Hi Tom,

Seems to me this conversation is drifting back and forth between objectives.

It started out to explore if a common method of smear could be found for purposes as Google, AWS, and Bloomberg are using it. As I understand it, the whole point there is to "hide" the Leap Second from the very many consumers because its infeasible to anticipate the Leap Second behavior of every device. Some of those may be ancient. It's used as a practical matter for keeping the systems stable and the timestamps as accurate as possible under the circumstances where the consumers cannot be ungraded en mass. The point is exactly to fake out the consumers so they don't choke. I think its a very good idea that systems do it the same way.

The conversation then moved to exploring once again some more ideal method of handling Leap Seconds by somehow smearing within the consumer. That might be OK for some purposes, but many applications just can't accept or tolerate any frequency shifts in the timebase. That's why GPS and PTP ignore date accuracy for machine and process control. They have to because there's no reliable way to account for date and time with Leap Seconds. In the video broadcast industry a frequency shift like a smear would be catastrophic and a technique like that just can't be considered. Frequency stability is fundamental.

There are fundamental irreconcilable conflicts between some ideal Leap Second compensated timescale, even if we could agree on what that might be, and the traditional 86400 second day based timescales. Even if a good set of well defined and deterministic specifications for handling Leap Seconds emerged it will be necessary to continue to support the existing vast infrastructure of 86400-day devices.

Smear has become part of that infastructure, and refining it seems like a very good idea to me. Its encouraging that representatives of Google have joined the conversation. It seems like this thread should stay on that topic and explore what Google has learned about the practical application of smear in their environments, what their challenges and objectives are and more detail on how they've handled them so far.

-Brooks



On 2016-09-28 11:31 AM, Tom Van Baak wrote:
NTP is designed to disseminate the SI second and a UTC timestamp. If you want a 
completely different timescale (e.g., UT1, or some smeared variant of UTC) it seems like 
this could be part of NTP, not some opaque hack below or above NTP so as to "fake 
out" ancient or hardcoded assumptions of NTP.

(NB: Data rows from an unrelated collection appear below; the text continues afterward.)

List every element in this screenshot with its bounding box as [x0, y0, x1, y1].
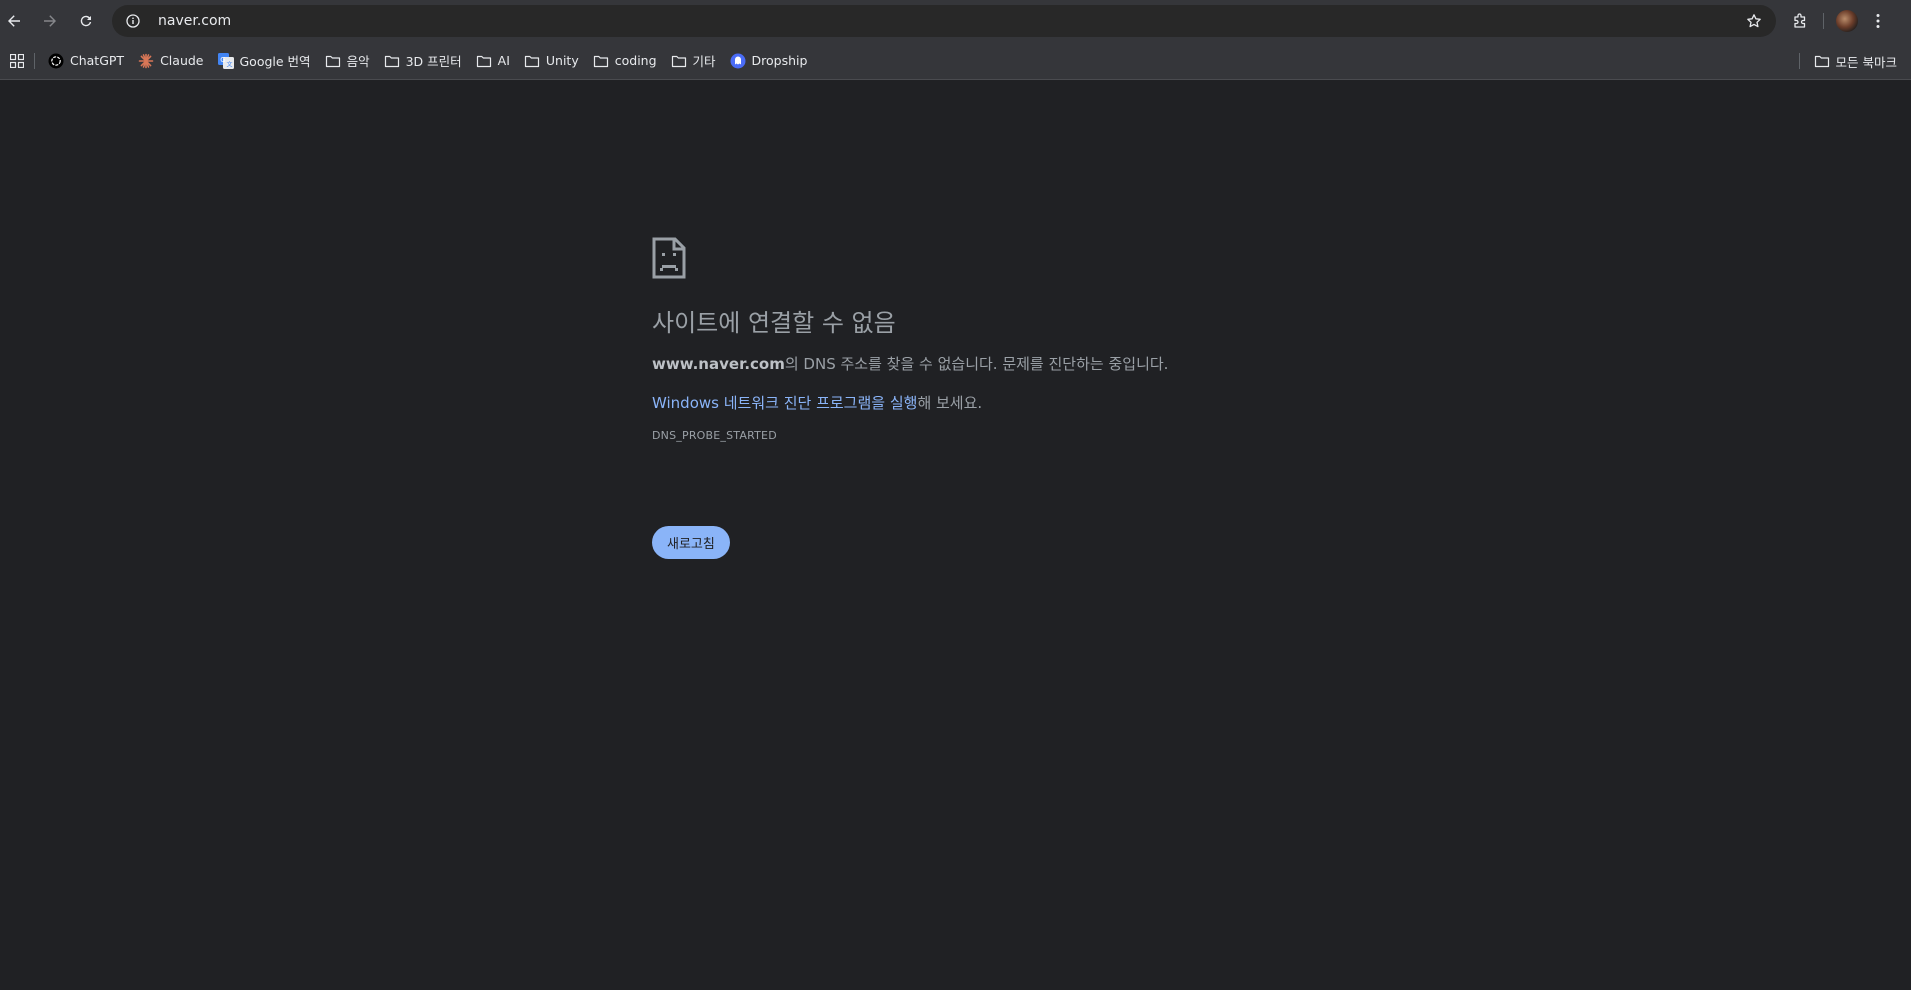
star-icon	[1747, 14, 1761, 28]
error-suggestion-suffix: 해 보세요.	[917, 394, 983, 412]
bookmark-folder-3d-printer[interactable]: 3D 프린터	[377, 47, 469, 75]
info-icon	[126, 14, 140, 28]
bookmarks-separator	[1798, 53, 1800, 69]
site-info-button[interactable]	[121, 9, 145, 33]
back-button[interactable]	[0, 3, 32, 39]
bookmark-folder-coding[interactable]: coding	[586, 47, 664, 75]
bookmarks-separator	[34, 52, 35, 69]
toolbar-separator	[1823, 13, 1824, 29]
bookmark-folder-etc[interactable]: 기타	[664, 47, 723, 75]
bookmark-google-translate[interactable]: G文 Google 번역	[211, 47, 318, 75]
browser-toolbar: naver.com	[0, 0, 1911, 42]
error-title: 사이트에 연결할 수 없음	[652, 309, 896, 337]
folder-icon	[325, 53, 341, 69]
folder-icon	[671, 53, 687, 69]
all-bookmarks-area: 모든 북마크	[1791, 47, 1901, 75]
error-suggestion: Windows 네트워크 진단 프로그램을 실행해 보세요.	[652, 392, 1272, 414]
toolbar-actions	[1782, 3, 1891, 39]
folder-icon	[593, 53, 609, 69]
bookmark-label: Unity	[545, 53, 579, 68]
profile-button[interactable]	[1829, 3, 1865, 39]
all-bookmarks-button[interactable]: 모든 북마크	[1810, 47, 1901, 75]
dropship-logo-icon	[730, 53, 746, 69]
back-arrow-icon	[8, 15, 20, 27]
error-domain: www.naver.com	[652, 355, 785, 373]
google-translate-icon: G文	[217, 52, 234, 69]
avatar	[1836, 10, 1858, 32]
bookmark-folder-ai[interactable]: AI	[469, 47, 517, 75]
bookmark-label: 음악	[346, 54, 370, 69]
extensions-button[interactable]	[1782, 3, 1818, 39]
forward-button[interactable]	[32, 3, 68, 39]
claude-logo-icon	[138, 53, 154, 69]
reload-page-button[interactable]: 새로고침	[652, 526, 730, 559]
folder-icon	[524, 53, 540, 69]
apps-button[interactable]	[4, 47, 30, 75]
bookmark-folder-unity[interactable]: Unity	[517, 47, 586, 75]
bookmark-folder-music[interactable]: 음악	[318, 47, 377, 75]
bookmark-chatgpt[interactable]: ChatGPT	[41, 47, 131, 75]
bookmark-label: ChatGPT	[70, 53, 125, 68]
error-content: 사이트에 연결할 수 없음 www.naver.com의 DNS 주소를 찾을 …	[652, 237, 1272, 559]
menu-button[interactable]	[1865, 3, 1891, 39]
error-message-text: 의 DNS 주소를 찾을 수 없습니다. 문제를 진단하는 중입니다.	[784, 355, 1169, 373]
folder-icon	[384, 53, 400, 69]
svg-text:G: G	[220, 56, 225, 64]
reload-button[interactable]	[68, 3, 104, 39]
bookmark-label: coding	[614, 53, 657, 68]
reload-icon	[80, 15, 92, 27]
kebab-menu-icon	[1876, 14, 1880, 28]
bookmark-label: Google 번역	[239, 54, 311, 69]
address-bar[interactable]: naver.com	[112, 5, 1776, 37]
all-bookmarks-label: 모든 북마크	[1835, 54, 1897, 70]
svg-text:文: 文	[226, 60, 232, 68]
bookmark-label: 3D 프린터	[405, 54, 462, 69]
folder-icon	[1814, 53, 1830, 69]
error-message: www.naver.com의 DNS 주소를 찾을 수 없습니다. 문제를 진단…	[652, 353, 1272, 375]
sad-page-icon	[652, 237, 686, 279]
apps-grid-icon	[10, 53, 24, 68]
bookmark-claude[interactable]: Claude	[131, 47, 210, 75]
forward-arrow-icon	[44, 15, 56, 27]
bookmark-label: AI	[497, 53, 510, 68]
bookmarks-bar: ChatGPT Claude G文 Google 번역 음악 3D 프린터 AI…	[0, 42, 1911, 80]
chatgpt-logo-icon	[48, 53, 64, 69]
bookmark-star-button[interactable]	[1742, 9, 1766, 33]
bookmark-label: 기타	[692, 54, 716, 69]
folder-icon	[476, 53, 492, 69]
bookmark-dropship[interactable]: Dropship	[723, 47, 815, 75]
bookmark-label: Claude	[160, 53, 204, 68]
network-diagnostics-link[interactable]: Windows 네트워크 진단 프로그램을 실행	[652, 394, 917, 412]
error-code: DNS_PROBE_STARTED	[652, 429, 777, 442]
url-text[interactable]: naver.com	[158, 13, 231, 29]
puzzle-icon	[1794, 13, 1806, 28]
bookmark-label: Dropship	[751, 53, 808, 68]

Is it really easier and wiser to propose a universal layer of kernel 
timekeeping hacks than to change how NTP works or how NTP is configured or how 
UTC is defined?

/tvb

----- Original Message -----
From: "Stephen Colebourne" <scolebou...@joda.org>
To: "Leap Second Discussion List" <leapsecs@leapsecond.com>
Sent: Wednesday, September 28, 2016 7:40 AM
Subject: Re: [LEAPSECS] A standard for leap second smearing


On 28 September 2016 at 14:39, Tony Finch <d...@dotat.at> wrote:
Steve Summit <scs...@eskimo.com> wrote:
Me, I'd very much rather *not* add this sort of thing to (say)
NTP, because NTP doesn't have a problem with leap seconds.
This does seem true - hacking ntp feels like the wrong solution.

Except that every leap second is screwed up by a large proportion of NTP
servers...
True. But there are far fewer ntp servers than installations of an OS
kernel. So, it should be a more tractable problem to fix.